The man approached, his grey-streaked hair billowing in the breeze. He was full-bearded and his eyes were the green of a distant sea. “Caswallon!” shouted Gaelen, running forward to meet him.
Caswallon opened his arms, tears sparkling in his eyes. The two men hugged each other warmly, then Gaelen pulled back to look at his foster father. Caswallon seemed to have aged ten years since last they met.
“What has happened to you?” whispered Gaelen.
“We will talk later. First let us enjoy the reunion.”
Wives and children ran to husbands and fathers, sons and brothers, and laughter swelled through the trees of Atta forest. “A long time since that sound was heard,” said Caswallon.
Maeg was one of the last across the bridge. Silently she approached her husband, little Donal beside her riding on the back of the great hound, Render.

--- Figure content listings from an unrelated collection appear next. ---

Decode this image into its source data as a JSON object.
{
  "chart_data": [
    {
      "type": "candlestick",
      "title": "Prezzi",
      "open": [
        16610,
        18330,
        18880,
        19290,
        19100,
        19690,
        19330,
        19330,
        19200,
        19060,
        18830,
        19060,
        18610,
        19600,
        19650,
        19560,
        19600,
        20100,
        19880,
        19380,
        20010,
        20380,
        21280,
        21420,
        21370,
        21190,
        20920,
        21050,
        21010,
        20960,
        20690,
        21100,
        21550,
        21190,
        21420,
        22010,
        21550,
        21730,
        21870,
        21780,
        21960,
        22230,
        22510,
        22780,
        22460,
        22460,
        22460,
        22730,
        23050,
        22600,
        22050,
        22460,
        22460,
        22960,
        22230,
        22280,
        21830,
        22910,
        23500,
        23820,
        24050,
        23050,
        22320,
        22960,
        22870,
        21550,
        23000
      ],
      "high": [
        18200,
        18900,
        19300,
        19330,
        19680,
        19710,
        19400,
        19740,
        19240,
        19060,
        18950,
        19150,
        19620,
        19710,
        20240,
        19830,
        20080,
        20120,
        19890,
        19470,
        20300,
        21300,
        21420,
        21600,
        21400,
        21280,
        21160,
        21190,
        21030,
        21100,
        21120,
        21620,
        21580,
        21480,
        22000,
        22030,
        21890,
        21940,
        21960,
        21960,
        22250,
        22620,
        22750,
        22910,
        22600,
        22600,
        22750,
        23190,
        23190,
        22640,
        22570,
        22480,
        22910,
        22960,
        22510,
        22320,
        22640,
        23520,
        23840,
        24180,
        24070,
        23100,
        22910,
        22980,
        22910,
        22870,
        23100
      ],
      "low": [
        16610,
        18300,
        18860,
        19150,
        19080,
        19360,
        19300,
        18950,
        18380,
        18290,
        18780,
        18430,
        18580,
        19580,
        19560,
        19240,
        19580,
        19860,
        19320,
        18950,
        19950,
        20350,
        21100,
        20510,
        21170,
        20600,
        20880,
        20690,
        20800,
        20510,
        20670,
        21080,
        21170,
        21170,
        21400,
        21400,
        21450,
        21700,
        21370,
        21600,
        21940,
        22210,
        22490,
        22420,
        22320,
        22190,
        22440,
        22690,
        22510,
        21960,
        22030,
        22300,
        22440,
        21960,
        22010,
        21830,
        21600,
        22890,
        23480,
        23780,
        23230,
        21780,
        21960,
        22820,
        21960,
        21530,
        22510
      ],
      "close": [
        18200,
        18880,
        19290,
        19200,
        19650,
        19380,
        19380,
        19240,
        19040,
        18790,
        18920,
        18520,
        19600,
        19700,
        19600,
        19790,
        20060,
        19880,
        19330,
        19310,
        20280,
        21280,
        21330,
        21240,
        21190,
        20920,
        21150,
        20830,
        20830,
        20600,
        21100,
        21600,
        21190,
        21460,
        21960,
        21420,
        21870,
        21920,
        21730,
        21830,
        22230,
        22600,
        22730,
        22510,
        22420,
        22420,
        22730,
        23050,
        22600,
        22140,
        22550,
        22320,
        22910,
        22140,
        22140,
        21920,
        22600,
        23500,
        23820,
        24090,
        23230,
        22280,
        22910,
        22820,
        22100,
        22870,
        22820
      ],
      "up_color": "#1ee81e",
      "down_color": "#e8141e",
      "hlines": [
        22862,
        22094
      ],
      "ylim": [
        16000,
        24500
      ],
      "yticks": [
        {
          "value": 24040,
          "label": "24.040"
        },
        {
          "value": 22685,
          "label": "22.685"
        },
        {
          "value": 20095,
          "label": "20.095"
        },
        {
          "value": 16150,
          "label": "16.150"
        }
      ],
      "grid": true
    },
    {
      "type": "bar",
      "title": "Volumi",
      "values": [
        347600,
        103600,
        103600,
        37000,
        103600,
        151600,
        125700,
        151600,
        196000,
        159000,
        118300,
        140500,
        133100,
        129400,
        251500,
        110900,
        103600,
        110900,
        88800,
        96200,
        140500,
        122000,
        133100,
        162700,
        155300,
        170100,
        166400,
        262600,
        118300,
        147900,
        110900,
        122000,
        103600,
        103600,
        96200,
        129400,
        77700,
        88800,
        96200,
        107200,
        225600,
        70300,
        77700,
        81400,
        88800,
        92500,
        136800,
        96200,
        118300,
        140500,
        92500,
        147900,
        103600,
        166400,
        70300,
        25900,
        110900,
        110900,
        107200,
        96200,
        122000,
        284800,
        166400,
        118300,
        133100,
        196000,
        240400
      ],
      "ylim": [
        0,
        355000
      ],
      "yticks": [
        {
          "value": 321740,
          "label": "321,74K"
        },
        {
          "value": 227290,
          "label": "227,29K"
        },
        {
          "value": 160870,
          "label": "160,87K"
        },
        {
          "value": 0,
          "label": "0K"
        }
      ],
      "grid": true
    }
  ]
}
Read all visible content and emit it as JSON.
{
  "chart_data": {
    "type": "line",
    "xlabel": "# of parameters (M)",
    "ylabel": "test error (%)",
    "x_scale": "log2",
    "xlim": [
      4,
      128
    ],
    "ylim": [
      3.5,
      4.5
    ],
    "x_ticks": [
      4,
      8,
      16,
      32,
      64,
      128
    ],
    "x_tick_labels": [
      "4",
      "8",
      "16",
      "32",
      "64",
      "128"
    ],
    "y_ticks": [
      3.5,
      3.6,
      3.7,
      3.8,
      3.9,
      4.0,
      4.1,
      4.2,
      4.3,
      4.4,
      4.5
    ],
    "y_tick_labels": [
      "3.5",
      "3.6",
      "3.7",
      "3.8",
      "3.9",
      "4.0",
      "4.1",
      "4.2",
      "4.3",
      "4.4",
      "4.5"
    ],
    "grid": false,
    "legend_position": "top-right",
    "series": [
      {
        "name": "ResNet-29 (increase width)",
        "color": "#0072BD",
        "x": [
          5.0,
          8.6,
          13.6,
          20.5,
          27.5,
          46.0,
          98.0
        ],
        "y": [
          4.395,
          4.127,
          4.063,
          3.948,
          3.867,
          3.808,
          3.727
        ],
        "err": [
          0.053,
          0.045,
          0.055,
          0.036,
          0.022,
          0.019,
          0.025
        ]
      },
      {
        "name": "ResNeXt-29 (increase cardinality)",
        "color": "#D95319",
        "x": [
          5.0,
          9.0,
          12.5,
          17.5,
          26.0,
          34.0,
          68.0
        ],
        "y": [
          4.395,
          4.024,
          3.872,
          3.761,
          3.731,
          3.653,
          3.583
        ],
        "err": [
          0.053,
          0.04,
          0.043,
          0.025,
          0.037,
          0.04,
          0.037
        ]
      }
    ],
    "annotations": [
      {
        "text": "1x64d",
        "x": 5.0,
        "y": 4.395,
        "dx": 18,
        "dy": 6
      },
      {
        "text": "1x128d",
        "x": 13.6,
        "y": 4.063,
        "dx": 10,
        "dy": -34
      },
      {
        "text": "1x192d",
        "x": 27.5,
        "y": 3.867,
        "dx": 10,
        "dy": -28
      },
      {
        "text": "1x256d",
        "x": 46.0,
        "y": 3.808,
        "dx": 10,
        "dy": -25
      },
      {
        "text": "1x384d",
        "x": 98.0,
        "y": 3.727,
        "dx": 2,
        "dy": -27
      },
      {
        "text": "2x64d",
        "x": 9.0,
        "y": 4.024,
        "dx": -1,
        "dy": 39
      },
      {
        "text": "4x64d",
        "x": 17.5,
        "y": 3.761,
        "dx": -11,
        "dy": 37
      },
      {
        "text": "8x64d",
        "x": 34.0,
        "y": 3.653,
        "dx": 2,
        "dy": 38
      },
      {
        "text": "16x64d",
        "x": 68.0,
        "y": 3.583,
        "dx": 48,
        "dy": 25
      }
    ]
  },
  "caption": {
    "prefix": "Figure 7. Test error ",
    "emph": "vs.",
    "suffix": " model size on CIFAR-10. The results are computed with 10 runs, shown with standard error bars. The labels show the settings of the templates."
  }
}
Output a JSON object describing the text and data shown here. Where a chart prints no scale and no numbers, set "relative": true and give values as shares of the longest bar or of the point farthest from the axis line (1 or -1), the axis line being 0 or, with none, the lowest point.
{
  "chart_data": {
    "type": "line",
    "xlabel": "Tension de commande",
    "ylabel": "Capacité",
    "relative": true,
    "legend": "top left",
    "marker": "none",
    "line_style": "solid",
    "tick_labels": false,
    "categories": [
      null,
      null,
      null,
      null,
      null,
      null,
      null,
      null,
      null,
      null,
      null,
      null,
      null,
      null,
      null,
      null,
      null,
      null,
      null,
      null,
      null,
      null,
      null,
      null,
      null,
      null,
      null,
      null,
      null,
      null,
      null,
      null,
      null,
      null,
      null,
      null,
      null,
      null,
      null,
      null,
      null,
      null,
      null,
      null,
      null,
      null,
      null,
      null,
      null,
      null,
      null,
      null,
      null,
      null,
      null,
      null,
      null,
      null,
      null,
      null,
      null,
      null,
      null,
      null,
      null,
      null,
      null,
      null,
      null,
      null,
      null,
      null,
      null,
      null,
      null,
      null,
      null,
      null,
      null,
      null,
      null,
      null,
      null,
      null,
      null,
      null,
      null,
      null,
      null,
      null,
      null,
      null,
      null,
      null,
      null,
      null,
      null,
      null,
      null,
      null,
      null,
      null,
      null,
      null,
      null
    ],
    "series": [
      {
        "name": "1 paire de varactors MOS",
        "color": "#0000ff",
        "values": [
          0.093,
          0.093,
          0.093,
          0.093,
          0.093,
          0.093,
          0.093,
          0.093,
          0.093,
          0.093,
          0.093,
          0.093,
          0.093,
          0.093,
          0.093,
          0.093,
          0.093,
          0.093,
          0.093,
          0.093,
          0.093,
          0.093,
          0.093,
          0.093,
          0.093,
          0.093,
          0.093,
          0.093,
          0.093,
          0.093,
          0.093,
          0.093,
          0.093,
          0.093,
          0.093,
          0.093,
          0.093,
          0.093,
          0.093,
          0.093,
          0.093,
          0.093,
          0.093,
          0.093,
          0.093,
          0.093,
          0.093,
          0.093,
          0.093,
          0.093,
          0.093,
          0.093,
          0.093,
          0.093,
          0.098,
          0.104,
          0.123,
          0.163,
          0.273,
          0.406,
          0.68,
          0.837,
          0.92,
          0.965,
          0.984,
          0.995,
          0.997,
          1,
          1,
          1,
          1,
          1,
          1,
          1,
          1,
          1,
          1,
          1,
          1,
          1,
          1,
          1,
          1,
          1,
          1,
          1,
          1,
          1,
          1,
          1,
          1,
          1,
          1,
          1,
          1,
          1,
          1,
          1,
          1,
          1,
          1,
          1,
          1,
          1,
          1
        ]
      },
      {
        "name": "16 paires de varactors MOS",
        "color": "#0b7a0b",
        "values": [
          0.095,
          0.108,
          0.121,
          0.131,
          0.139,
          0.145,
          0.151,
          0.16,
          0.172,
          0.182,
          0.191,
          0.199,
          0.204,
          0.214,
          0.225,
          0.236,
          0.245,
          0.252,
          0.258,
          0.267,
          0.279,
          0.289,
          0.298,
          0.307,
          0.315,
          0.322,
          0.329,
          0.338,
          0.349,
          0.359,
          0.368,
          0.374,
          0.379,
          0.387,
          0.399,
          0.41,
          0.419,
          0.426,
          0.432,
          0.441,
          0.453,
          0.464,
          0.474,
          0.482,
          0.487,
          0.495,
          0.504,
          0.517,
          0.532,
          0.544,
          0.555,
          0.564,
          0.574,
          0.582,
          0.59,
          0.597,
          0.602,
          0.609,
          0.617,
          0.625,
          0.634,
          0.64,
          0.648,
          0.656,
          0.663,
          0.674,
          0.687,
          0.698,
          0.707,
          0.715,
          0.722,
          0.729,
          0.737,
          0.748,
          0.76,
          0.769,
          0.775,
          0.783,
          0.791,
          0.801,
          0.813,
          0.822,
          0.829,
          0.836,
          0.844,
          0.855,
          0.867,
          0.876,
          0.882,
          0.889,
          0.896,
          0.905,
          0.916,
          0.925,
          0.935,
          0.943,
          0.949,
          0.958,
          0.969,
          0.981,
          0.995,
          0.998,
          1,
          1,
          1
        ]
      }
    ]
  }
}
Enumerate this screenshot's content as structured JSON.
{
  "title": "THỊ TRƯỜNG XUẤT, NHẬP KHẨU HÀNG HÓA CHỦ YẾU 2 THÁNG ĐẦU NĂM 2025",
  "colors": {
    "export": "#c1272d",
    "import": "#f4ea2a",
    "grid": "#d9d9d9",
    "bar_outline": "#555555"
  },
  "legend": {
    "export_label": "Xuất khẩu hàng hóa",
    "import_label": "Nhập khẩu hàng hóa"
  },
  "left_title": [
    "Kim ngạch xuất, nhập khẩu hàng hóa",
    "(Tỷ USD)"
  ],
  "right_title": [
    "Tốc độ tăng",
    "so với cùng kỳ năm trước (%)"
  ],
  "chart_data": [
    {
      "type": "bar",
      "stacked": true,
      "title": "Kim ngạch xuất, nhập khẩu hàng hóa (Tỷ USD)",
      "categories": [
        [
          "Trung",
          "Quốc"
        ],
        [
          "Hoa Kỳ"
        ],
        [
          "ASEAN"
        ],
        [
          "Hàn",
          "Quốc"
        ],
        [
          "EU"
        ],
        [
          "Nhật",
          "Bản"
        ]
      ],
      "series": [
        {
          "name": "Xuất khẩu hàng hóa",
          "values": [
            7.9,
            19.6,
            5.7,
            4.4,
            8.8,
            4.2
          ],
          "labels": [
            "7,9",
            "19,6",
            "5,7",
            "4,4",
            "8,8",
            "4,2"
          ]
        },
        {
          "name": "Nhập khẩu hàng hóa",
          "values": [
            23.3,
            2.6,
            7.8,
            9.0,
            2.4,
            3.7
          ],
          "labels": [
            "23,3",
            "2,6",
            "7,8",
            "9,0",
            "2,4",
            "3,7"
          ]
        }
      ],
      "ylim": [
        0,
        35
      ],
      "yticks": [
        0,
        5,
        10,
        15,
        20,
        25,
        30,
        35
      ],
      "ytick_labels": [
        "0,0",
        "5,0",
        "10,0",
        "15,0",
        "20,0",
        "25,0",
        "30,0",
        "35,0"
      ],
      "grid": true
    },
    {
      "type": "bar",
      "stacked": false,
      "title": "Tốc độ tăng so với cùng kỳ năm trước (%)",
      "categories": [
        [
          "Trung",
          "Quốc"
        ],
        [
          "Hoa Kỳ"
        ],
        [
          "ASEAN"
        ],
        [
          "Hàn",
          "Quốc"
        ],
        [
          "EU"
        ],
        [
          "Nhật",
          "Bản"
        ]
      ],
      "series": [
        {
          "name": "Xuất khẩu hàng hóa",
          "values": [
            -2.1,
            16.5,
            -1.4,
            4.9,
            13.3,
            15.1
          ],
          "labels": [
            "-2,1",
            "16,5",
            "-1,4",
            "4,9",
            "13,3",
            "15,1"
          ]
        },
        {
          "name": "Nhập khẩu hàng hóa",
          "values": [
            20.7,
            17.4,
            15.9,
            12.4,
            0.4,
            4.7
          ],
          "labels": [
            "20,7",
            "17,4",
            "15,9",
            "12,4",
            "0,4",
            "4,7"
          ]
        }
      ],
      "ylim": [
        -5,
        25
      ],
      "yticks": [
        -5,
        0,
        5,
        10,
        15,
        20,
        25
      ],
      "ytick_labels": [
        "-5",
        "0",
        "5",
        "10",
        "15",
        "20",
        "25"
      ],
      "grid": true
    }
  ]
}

“Leave us for a while, Gaelen. I will see you later,” said Caswallon. He took Maeg’s hand, kissing her palm. Her eyes were full of tears and she leaned into him.
“What have they done to you?” she asked, holding back the sorrow and stroking his greying hair.
“They? There is no ‘they,’ Maeg. Time has done this. But it was necessary, for otherwise I would never have found you. It took me eleven years to learn all that I needed to fetch you home. But every day of that time I thought of you and I loved you.”
Donal slipped from Render’s back and tugged at the hem of Caswallon’s velvet robe. He was crying. Caswallon lifted him to his chest and hugged him tightly.
“We won, Caswallon,” said Maeg. “But the price was terrible.”
He nodded. “It always is. But we are together now, and we shall rebuild.”
Maeg caught sight of a silver-armored woman staring at them. “Who is that?” she asked Caswallon. He turned and saw Sigarni swing away and walk alone toward the trees.
“That is the Queen, Maeg,” he said, taking her into his arms. “She saved us all.”
“She looked so sad,” said Maeg, then turned back to her husband. “Welcome home, my love,” she whispered, kissing him.
He couldn’t reply. Tears ran from his eyes and she led him away into the trees.